All                   2

This value is ignored if the NT5DS value is not set.

Specifies the initial interval to wait, in minutes, before attempting to locate a peer to synchronize with. If the Windows Time Service cannot successfully synchronize with a time source, it will keep retrying, using the settings specified in ResolvePeerBackOffMinutes and ResolvePeerBackoffMaxTimes.
Specifies the maximum number of times to double the wait interval when repeated attempts fail to locate a peer to synchronize with. A value of zero means that the wait interval is always the initial interval in ResolvePeerBackoffMinutes.
Specifies the special poll interval in seconds for peers that have been configured manually. When a special poll is enabled, Windows Time Service will use this poll interval instead of a dynamic one that is determined by synchronization algorithms built into Windows Time Service.


A list of NTP Time servers can be obtained from http://support.microsoft.com/?id=262680. The values I tend to set for the GPO are as below.

I use the flag 0x1 on the NtpServer setting to make the time service take note of the SpecialPollInterval setting (which is a value in seconds) which sets how often the server should poll for a new time. In this way we can, if desired, poll for a time update more or less often. The NTP type setting tells the service to go direct for its time updates to the NtpServer specified.
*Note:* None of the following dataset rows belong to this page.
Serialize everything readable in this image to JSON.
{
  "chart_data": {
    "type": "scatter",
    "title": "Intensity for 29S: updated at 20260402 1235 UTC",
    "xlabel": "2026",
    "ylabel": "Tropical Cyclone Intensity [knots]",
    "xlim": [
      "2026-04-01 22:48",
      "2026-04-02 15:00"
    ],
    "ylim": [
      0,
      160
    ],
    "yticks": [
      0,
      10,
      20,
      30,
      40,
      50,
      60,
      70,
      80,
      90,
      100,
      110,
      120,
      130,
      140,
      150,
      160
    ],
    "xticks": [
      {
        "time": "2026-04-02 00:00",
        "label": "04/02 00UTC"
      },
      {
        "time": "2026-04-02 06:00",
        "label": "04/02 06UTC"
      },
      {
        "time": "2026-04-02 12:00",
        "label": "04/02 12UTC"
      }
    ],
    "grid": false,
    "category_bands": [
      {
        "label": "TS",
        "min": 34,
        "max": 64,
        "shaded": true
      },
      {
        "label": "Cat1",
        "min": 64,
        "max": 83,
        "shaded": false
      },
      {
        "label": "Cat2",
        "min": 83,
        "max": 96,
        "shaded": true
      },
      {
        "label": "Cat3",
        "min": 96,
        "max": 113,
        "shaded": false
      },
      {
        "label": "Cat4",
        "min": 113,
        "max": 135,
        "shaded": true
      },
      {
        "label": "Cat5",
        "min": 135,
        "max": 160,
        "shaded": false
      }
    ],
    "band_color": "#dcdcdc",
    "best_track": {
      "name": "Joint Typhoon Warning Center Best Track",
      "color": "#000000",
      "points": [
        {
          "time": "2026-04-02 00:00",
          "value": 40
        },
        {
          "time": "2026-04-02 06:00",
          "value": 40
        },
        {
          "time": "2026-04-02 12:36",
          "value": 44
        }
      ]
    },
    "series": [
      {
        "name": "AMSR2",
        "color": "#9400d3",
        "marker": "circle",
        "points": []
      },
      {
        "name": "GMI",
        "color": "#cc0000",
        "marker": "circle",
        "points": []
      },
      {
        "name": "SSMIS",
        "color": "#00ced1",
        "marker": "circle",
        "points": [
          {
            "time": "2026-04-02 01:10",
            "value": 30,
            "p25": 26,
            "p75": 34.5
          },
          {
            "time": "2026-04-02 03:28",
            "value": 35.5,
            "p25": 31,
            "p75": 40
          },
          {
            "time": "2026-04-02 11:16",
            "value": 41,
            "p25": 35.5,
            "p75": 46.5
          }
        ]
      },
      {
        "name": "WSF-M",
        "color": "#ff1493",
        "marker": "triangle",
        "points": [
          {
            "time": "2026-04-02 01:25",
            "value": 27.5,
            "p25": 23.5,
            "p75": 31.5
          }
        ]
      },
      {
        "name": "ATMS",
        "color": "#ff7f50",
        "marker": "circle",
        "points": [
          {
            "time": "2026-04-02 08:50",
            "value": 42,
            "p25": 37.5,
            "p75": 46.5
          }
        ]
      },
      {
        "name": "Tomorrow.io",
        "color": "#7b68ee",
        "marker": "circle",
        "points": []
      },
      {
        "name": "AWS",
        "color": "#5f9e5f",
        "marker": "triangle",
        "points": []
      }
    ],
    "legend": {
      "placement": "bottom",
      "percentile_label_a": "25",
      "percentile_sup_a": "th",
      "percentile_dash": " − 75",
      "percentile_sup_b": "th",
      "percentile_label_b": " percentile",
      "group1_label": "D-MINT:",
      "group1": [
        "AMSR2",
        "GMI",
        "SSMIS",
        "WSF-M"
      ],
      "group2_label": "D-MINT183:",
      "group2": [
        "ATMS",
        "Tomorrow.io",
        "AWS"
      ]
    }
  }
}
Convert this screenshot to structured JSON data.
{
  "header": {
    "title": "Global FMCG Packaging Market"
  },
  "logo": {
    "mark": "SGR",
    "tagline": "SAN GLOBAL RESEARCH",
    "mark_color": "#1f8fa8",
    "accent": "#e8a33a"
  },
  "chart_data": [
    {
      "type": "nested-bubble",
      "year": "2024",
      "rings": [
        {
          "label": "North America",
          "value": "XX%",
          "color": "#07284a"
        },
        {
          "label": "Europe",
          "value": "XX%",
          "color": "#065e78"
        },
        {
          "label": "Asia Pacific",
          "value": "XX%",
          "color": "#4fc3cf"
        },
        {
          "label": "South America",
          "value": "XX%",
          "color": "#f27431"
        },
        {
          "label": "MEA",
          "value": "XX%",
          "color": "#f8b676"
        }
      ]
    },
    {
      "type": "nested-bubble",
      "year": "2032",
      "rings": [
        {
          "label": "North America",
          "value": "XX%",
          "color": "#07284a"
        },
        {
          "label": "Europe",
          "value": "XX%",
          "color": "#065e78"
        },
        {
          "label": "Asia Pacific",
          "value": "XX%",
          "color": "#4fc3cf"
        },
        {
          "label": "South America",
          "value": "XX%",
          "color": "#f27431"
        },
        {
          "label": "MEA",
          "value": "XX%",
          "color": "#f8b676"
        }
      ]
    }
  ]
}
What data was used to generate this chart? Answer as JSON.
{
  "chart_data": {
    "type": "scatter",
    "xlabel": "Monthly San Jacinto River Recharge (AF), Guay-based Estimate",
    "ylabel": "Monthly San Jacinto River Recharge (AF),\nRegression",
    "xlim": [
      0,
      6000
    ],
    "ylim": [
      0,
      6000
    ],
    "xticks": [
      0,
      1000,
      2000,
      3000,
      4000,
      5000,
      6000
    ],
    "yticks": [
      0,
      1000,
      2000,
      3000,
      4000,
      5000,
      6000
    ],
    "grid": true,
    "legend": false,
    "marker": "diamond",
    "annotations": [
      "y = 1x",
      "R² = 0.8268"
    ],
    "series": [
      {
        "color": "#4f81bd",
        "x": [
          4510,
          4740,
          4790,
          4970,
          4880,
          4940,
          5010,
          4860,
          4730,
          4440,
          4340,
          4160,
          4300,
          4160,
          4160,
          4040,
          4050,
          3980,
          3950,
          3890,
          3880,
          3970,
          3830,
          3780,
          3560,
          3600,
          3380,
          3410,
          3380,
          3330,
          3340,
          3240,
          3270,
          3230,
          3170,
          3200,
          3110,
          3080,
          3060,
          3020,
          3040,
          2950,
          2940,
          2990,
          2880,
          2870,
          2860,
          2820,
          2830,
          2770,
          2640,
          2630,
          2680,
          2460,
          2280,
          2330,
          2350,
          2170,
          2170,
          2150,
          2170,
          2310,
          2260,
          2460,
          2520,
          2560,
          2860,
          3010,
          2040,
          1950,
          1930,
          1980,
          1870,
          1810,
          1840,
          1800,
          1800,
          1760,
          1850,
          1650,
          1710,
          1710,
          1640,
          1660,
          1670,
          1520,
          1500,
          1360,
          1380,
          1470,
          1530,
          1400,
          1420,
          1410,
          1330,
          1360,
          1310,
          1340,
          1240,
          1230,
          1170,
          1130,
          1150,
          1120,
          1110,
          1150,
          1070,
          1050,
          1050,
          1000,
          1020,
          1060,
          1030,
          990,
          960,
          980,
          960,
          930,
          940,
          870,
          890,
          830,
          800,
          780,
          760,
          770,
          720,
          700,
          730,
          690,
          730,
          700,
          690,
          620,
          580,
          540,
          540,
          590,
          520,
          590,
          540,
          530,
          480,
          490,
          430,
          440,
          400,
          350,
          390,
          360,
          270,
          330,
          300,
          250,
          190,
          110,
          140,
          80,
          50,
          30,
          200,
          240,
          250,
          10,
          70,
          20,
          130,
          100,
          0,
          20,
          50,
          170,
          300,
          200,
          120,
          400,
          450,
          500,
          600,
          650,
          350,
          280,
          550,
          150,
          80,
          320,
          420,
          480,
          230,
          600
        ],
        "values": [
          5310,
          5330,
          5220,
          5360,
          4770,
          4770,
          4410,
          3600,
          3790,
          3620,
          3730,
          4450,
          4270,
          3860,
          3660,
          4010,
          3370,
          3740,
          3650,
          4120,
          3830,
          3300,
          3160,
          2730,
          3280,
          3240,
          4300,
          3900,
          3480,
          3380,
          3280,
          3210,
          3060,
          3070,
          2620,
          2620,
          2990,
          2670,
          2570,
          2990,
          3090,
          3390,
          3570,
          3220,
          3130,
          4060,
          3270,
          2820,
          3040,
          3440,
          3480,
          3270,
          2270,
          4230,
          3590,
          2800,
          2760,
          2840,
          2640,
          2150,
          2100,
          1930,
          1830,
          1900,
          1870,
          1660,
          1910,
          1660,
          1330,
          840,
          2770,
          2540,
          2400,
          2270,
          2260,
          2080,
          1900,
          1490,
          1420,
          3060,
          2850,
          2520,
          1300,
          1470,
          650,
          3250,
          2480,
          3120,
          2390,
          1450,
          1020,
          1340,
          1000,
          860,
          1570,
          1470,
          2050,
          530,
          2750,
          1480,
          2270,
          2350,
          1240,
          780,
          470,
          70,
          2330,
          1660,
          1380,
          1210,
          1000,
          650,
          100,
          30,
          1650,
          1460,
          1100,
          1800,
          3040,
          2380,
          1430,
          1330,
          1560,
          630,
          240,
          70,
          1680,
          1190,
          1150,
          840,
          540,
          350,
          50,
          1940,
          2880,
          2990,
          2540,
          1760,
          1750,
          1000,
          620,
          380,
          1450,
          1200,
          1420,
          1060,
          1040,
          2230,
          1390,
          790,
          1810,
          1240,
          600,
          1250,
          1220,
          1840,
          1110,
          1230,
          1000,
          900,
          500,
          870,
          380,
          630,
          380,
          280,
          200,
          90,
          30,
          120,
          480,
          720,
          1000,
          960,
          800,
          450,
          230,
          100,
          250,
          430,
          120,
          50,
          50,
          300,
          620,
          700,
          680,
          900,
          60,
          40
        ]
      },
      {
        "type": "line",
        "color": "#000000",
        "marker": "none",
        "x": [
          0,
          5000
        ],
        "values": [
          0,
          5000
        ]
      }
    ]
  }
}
One the GPO is configured you can wait for it to be applied to the PDC Emulator or force its application using GPUpdate. To check that the policy is working simply note the difference between the server clock and your wristwatch or other clock and, around an hour later, check again and you should see that the difference between the two time sources has changed as the server is drawing its time from an accurate time source.

The final thing to do is to change the GPO status to disable user configuration settings within the GPO as this will lead to a slightly faster GPO processing time.


I hope this post will help remove some of the mystery surrounding how to configure time synchronisation settings within an Active Directory domain.